I just wanted to say--wow, it must be really nice to have fruit and vegetables at reasonable prices. And I mean that sincerely, no sarcasm intended. In the US--or at least where I'm at--most fruit and vegetables are expensive, especially the fresh kind. Canned green beans, canned corn, and canned peaches or "fruit cocktail"--mainly pears with a handful of peaches--are extremely cheap. Other stuff, not so much. A 10-pound bag of potatoes--the cheapest of cheap vegetables, pound for pound, is about $6 right now. Onions are about a dollar per pound, green peppers a dollar apiece, turnips a couple bucks for 2-3 small ones. A head of broccoli, as another poster suggested, is $2-$3 depending on the size. A pound of fresh green beans--which are in season at the moment--is about $2 (and is far less than a pound once you remove the ends, wilted beans, etc.) Carrots are always cheap, and corn on the cob is in season right now and is about 50 cents per ear, but leaf greens other than nutritionally-bankrupt iceberg lettuce are ridiculously expensive, as is most fruit.

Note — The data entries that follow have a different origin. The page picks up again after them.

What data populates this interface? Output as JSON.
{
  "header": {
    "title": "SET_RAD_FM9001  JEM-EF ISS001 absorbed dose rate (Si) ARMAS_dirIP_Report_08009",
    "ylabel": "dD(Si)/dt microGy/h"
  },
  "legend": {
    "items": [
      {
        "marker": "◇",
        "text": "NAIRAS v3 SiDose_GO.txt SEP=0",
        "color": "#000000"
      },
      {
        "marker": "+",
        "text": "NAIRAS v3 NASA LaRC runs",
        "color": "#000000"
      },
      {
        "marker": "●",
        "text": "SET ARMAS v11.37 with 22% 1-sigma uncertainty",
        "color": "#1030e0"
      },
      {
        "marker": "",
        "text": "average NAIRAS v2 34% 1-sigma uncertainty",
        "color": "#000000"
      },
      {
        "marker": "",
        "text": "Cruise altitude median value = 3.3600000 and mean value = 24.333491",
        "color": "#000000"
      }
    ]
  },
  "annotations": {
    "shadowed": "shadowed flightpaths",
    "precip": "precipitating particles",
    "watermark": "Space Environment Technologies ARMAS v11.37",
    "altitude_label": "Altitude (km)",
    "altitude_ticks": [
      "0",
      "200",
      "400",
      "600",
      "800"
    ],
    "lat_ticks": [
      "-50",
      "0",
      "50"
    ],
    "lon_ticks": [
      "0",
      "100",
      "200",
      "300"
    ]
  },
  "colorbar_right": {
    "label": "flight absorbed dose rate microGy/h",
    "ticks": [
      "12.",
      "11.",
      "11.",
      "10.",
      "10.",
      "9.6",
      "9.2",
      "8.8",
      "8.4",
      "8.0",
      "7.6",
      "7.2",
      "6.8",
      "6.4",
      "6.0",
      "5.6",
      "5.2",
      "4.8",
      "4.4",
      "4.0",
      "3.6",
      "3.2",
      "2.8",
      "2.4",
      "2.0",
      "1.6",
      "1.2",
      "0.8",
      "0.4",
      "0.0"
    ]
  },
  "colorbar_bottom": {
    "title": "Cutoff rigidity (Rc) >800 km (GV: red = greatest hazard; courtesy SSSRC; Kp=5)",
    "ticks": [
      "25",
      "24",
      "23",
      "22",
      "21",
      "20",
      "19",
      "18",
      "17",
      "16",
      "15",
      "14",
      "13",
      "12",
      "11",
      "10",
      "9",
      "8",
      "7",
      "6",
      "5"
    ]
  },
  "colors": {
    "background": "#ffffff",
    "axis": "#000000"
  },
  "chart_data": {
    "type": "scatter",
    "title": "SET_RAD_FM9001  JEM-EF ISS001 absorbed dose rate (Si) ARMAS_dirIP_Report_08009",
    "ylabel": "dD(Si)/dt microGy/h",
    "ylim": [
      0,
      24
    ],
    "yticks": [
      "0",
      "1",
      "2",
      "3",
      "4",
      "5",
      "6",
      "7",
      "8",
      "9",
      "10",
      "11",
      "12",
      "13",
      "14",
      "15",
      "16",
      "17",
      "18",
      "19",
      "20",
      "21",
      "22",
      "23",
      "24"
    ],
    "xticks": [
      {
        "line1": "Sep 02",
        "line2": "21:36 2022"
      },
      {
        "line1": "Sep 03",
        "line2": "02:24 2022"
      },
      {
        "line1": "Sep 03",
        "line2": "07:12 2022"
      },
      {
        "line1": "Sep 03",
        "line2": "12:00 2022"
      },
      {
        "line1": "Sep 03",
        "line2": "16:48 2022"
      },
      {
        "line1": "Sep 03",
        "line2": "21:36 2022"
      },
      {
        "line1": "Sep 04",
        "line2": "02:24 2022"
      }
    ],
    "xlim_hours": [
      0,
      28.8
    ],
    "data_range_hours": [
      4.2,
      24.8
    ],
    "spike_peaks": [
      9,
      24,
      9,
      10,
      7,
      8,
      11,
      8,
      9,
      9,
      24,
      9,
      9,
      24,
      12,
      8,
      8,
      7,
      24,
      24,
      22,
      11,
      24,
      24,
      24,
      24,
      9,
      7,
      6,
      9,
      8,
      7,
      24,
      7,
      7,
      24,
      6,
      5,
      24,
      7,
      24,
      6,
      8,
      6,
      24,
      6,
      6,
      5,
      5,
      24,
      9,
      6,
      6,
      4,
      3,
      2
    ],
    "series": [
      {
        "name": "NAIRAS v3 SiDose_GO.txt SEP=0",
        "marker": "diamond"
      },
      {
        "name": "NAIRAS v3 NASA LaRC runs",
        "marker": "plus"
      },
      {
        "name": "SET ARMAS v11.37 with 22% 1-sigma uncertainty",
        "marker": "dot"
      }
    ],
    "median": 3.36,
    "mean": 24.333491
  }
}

I'd give my eyeteeth for 50-cent heads of broccoli etc. I'm feeding a family of 4 adults and 2 small children, and I easily spend $100/week on fruit and vegetables alone, even with buying plenty of canned and frozen veggies. Luckily, I can afford to. When I was young and poor, however, we ate green beans on a daily basis and never, ever had fruit other than the odd can of peaches or bunch of grapes when they were on sale.